Socrate, Copernic, Chorus, PGI et al.

Jeudi 1er avril 2010

Le nouveau système d’information financière de l’Etat [1] dénommé CHORUS a été développé pour faire face aux défis de la LOLF (loi organique relative aux lois de finances) [2]. Cette nouvelle application informatique doit gérer la dépense, les recettes non fiscales et la comptabilité de l’État. C’est une application partagée par tous les acteurs financiers des services centraux et déconcentrés de l’Etat : gestionnaires (services des RPROG, RBOP, RUO), contrôleurs financiers, comptables, préfets.

CHORUS est fondé sur un progiciel de gestion intégrée (PGI, ou ERP en anglais), dont le développement a d’ailleurs été confié à la société SAP, spécialiste mondiale des ERP, sur la base de leur PGI maison. Un grand nombre d’autres prestataires externes interviennent sur le projet. Le pilotage de Chorus a été confié à l’Agence pour l’informatique financière de l’Etat (AIFE). Selon l’AIFE, son déploiement sera réalisé dans l’ensemble des administrations centrales et déconcentrées d’ici la fin de la gestion 2010.

La Cour des comptes, début mars, a adressé un référé confidentiel au ministre du Budget, Eric Woerth, pour s’inquiéter de la complexité et du retard dans la généralisation du projet [3].

De l’aveu même du ministre, « le périmètre du programme a évolué : des projets non prévus ont été réalisés, comme les outils d’aide à la programmation du contrôle fiscal des particuliers ; d’autres ont été abandonnés, comme la refonte des applications d’assiette et d’imposition pour la fiscalité des particuliers ; d’autres enfin ont pris du retard et sont encore en cours de conception plusieurs années après leur lancement : c’est le cas de la refonte des applications du recouvrement » [4]. Selon l’IFRAP, au-delà des problèmes informatiques ou techniques, ce sont certaines rigidités de la DGFiP et des complexités de la comptabilité publique, aggravées par la LOLF, qui expliquent en partie les difficultés d’avancement du projet CHORUS [5]. A lire aussi, les deux rapports d’information Assemblée nationale déposés en 2009 sur les coûts et délais des projets de systèmes d’information financière de l’Etat [6].
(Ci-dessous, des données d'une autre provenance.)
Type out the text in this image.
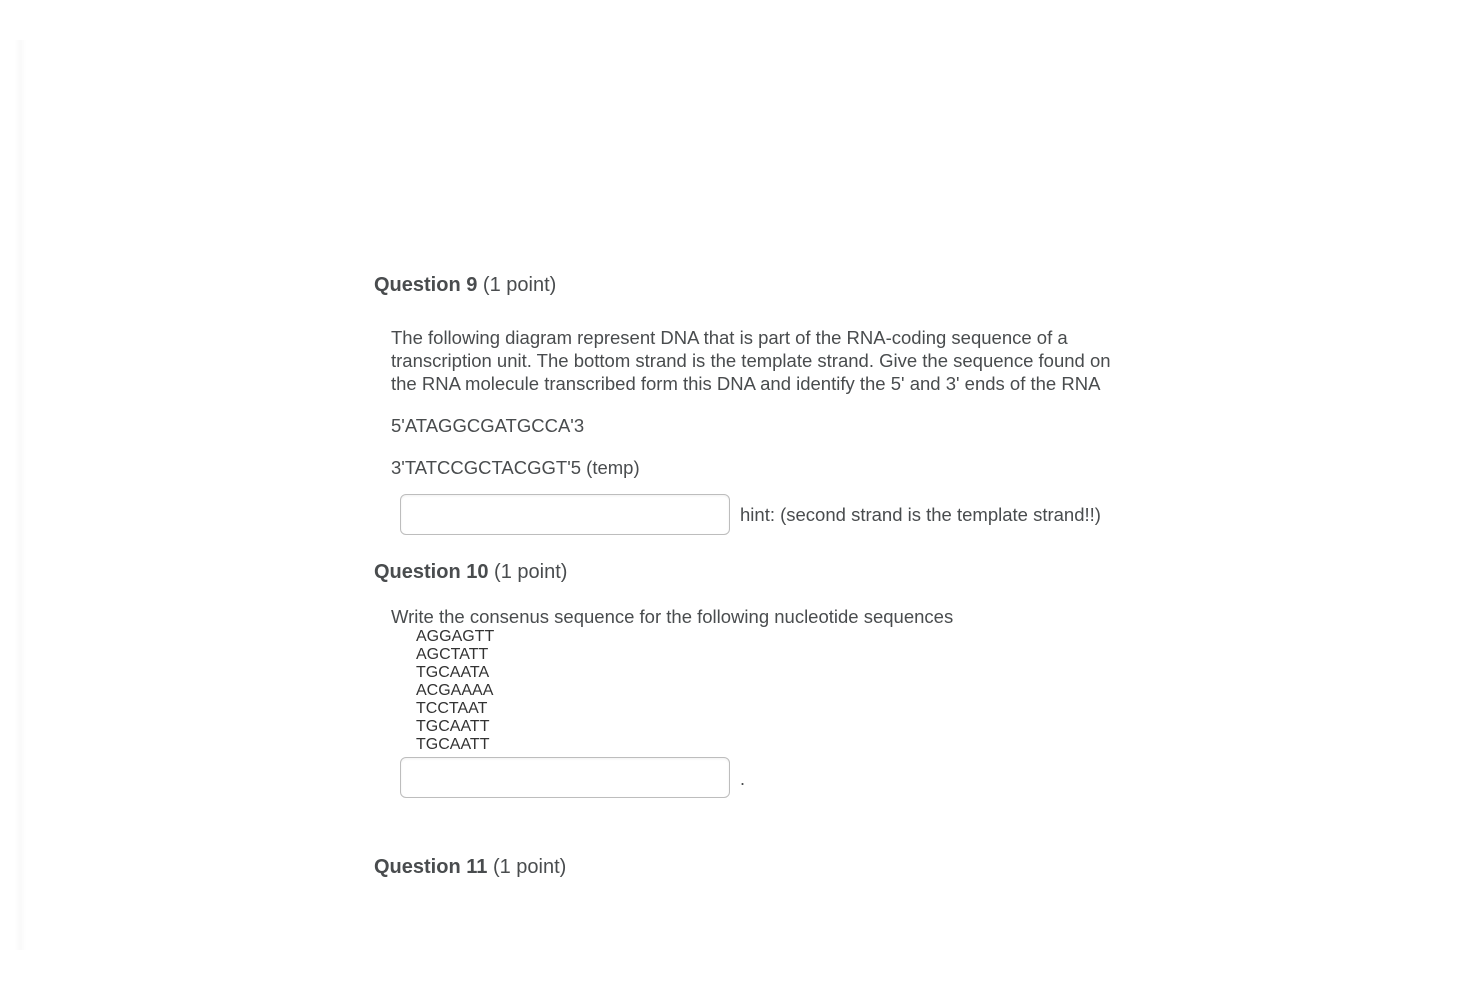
Question 9 (1 point)

The following diagram represent DNA that is part of the RNA-coding sequence of a transcription unit. The bottom strand is the template strand. Give the sequence found on the RNA molecule transcribed form this DNA and identify the 5' and 3' ends of the RNA

5'ATAGGCGATGCCA'3

3'TATCCGCTACGGT'5 (temp)

hint: (second strand is the template strand!!)
Question 10 (1 point)

Write the consenus sequence for the following nucleotide sequences

AGGAGTT
AGCTATT
TGCAATA
ACGAAAA
TCCTAAT
TGCAATT
TGCAATT
.
Question 11 (1 point)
Selon les calculs de l’Union syndicale Solidaires du ministère de la Justice, depuis 1998, l’Etat a investi 1,2 milliard d’euros (472 sur les systèmes ACCORD 1 et ACCORD 2 + 770 pour CHORUS) pour l’adaptation du système informatique de l’administration.

L’autre grand projet informatique cours dans l’administration est COPERNIC, le nouveau système d’information fiscal. Selon l’IFRAP, il coûtera près de 2 milliards d’euros.

Voilà qui rappelle les aventures d’un autre grand système informatique : Socrate, le programme de gestion des horaires et réservations de la SNCF, décalqué à l’origine par la SSII, pour faire des économies, d’un logiciel de gestion des réservations pour compagnie aérienne.

Notes de bas de page

[1On dit aussi progiciel. Présentation détaillée de 37 pages sur le système CHORUS.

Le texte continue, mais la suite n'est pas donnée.